Herb-Crusted Pork Loin with Onion Gravy

I learned how to make a version of this recipe while working alongside Chef Pietrina in the kitchen at Tenuta di Spannocchia. The farm takes deep pride in raising their DOP Cinta Senese pigs and I immediately fell in love with this dish the first time I tried it. I used a blend of Tuscan herbs – sage, rosemary, and thyme – to crust the pork loin and paired it with a pureed onion gravy from the pork drippings.

Pork Loin with Onion Gravy

Herb-crusted, roasted pork with a pureed onion sauce
Prep Time 1 day
Cook Time 1 hour
Course Dinner, Main Course
Cuisine Italian
Servings 8 servings


  • 1 roasting pan
  • 1 cooling rack
  • 1 cutting board
  • 1 chef knife
  • 1 hand blender or food processor
  • 1 small mixing bowl


  • 3 lb pork loin roast
  • 1 bunch rosemary
  • 1 bunch sage
  • 4 cloves garlic
  • 1 lemon
  • 1 cup wine (rose or white)
  • 3 red onions
  • salt
  • pepper
  • olive oil


  • Preheat the oven to 400 degrees Fahrenheit.
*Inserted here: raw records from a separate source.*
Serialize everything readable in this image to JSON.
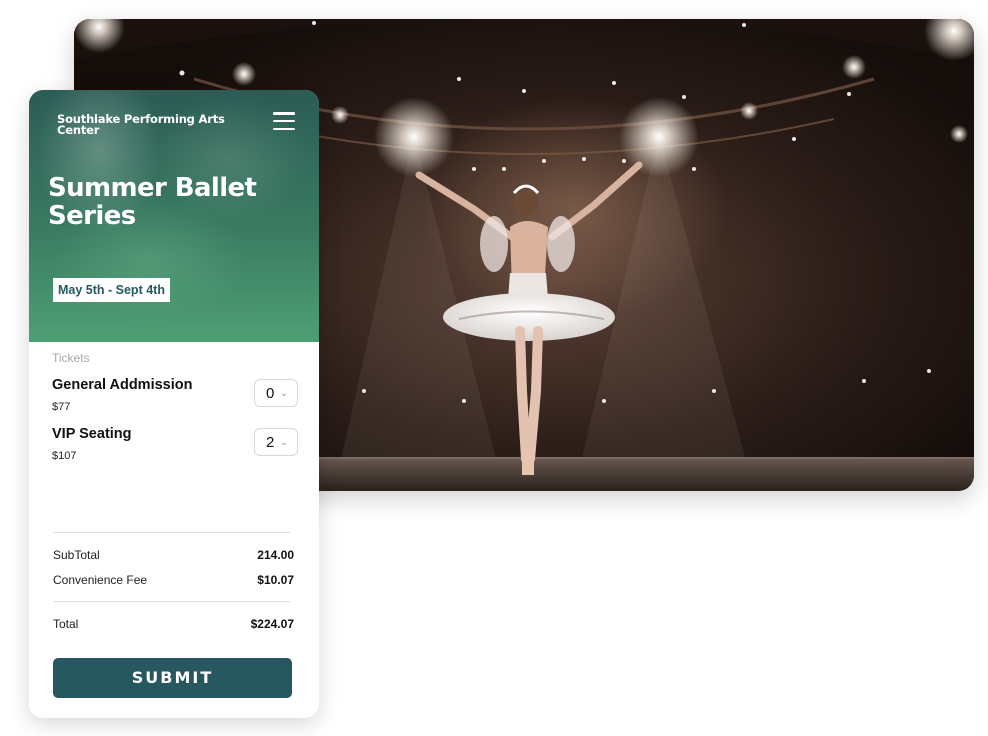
{
  "organization": {
    "name": "Southlake Performing Arts Center"
  },
  "event": {
    "title": "Summer Ballet Series",
    "dates": "May 5th - Sept 4th"
  },
  "tickets": {
    "section_label": "Tickets",
    "items": [
      {
        "name": "General Addmission",
        "price": "$77",
        "quantity": "0"
      },
      {
        "name": "VIP Seating",
        "price": "$107",
        "quantity": "2"
      }
    ]
  },
  "summary": {
    "subtotal_label": "SubTotal",
    "subtotal_value": "214.00",
    "fee_label": "Convenience Fee",
    "fee_value": "$10.07",
    "total_label": "Total",
    "total_value": "$224.07"
  },
  "actions": {
    "submit_label": "SUBMIT"
  },
  "icons": {
    "menu": "hamburger-menu-icon",
    "dropdown": "chevron-down-icon"
  },
  "colors": {
    "brand": "#28585f",
    "hero_green": "#4e9f74"
  }
}
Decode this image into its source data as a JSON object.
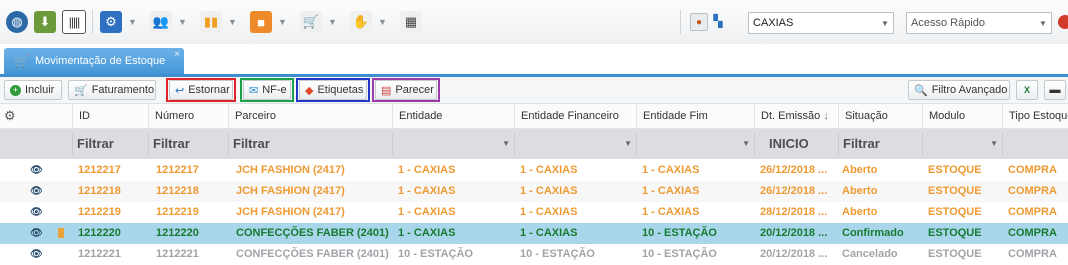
{
  "toolbar": {
    "location_value": "CAXIAS",
    "quick_access_value": "Acesso Rápido"
  },
  "tab": {
    "title": "Movimentação de Estoque",
    "close": "×"
  },
  "actions": {
    "incluir": "Incluir",
    "faturamento": "Faturamento",
    "estornar": "Estornar",
    "nfe": "NF-e",
    "etiquetas": "Etiquetas",
    "parecer": "Parecer",
    "filtro_avancado": "Filtro Avançado"
  },
  "highlight_colors": {
    "estornar": "#e0242b",
    "nfe": "#18a04a",
    "etiquetas": "#2435c4",
    "parecer": "#9b3aa8"
  },
  "grid": {
    "columns": [
      "ID",
      "Número",
      "Parceiro",
      "Entidade",
      "Entidade Financeiro",
      "Entidade Fim",
      "Dt. Emissão",
      "Situação",
      "Modulo",
      "Tipo Estoque"
    ],
    "sort_icon": "↓",
    "filters": {
      "id": "Filtrar",
      "numero": "Filtrar",
      "parceiro": "Filtrar",
      "dt_emissao": "INICIO",
      "situacao": "Filtrar"
    },
    "rows": [
      {
        "id": "1212217",
        "numero": "1212217",
        "parceiro": "JCH FASHION (2417)",
        "entidade": "1 - CAXIAS",
        "entidade_fin": "1 - CAXIAS",
        "entidade_fim": "1 - CAXIAS",
        "dt": "26/12/2018 ...",
        "situacao": "Aberto",
        "modulo": "ESTOQUE",
        "tipo": "COMPRA"
      },
      {
        "id": "1212218",
        "numero": "1212218",
        "parceiro": "JCH FASHION (2417)",
        "entidade": "1 - CAXIAS",
        "entidade_fin": "1 - CAXIAS",
        "entidade_fim": "1 - CAXIAS",
        "dt": "26/12/2018 ...",
        "situacao": "Aberto",
        "modulo": "ESTOQUE",
        "tipo": "COMPRA"
      },
      {
        "id": "1212219",
        "numero": "1212219",
        "parceiro": "JCH FASHION (2417)",
        "entidade": "1 - CAXIAS",
        "entidade_fin": "1 - CAXIAS",
        "entidade_fim": "1 - CAXIAS",
        "dt": "28/12/2018 ...",
        "situacao": "Aberto",
        "modulo": "ESTOQUE",
        "tipo": "COMPRA"
      },
      {
        "id": "1212220",
        "numero": "1212220",
        "parceiro": "CONFECÇÕES FABER (2401)",
        "entidade": "1 - CAXIAS",
        "entidade_fin": "1 - CAXIAS",
        "entidade_fim": "10 - ESTAÇÃO",
        "dt": "20/12/2018 ...",
        "situacao": "Confirmado",
        "modulo": "ESTOQUE",
        "tipo": "COMPRA"
      },
      {
        "id": "1212221",
        "numero": "1212221",
        "parceiro": "CONFECÇÕES FABER (2401)",
        "entidade": "10 - ESTAÇÃO",
        "entidade_fin": "10 - ESTAÇÃO",
        "entidade_fim": "10 - ESTAÇÃO",
        "dt": "20/12/2018 ...",
        "situacao": "Cancelado",
        "modulo": "ESTOQUE",
        "tipo": "COMPRA"
      }
    ]
  }
}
Mince the rosemary, garlic, and sage together. Put the mixture in a bowl and add the juice of one lemon, salt, pepper, and olive oil; mix to combine. Roughly chop the onion.
  • Place the roast in an oven-safe pan and then rub the above mixture into it, making sure to coat the entire roast well. Add the onions. Put in the preheated oven to cook for 20 minutes (or until browned), turning once. When it is browned, add the wine and cook for another 20 minutes, turning again if necessary. When done, remove from the oven and set aside for 10 minutes.
  • Add the cooked onion and pan juices to a blender and blitz to combine. Add to pan with flour to make a gravy, stirring very well with a fork. When the roast has rested, cut it into thin slices and arrange it flat on a large serving dish; pour the gravy on top.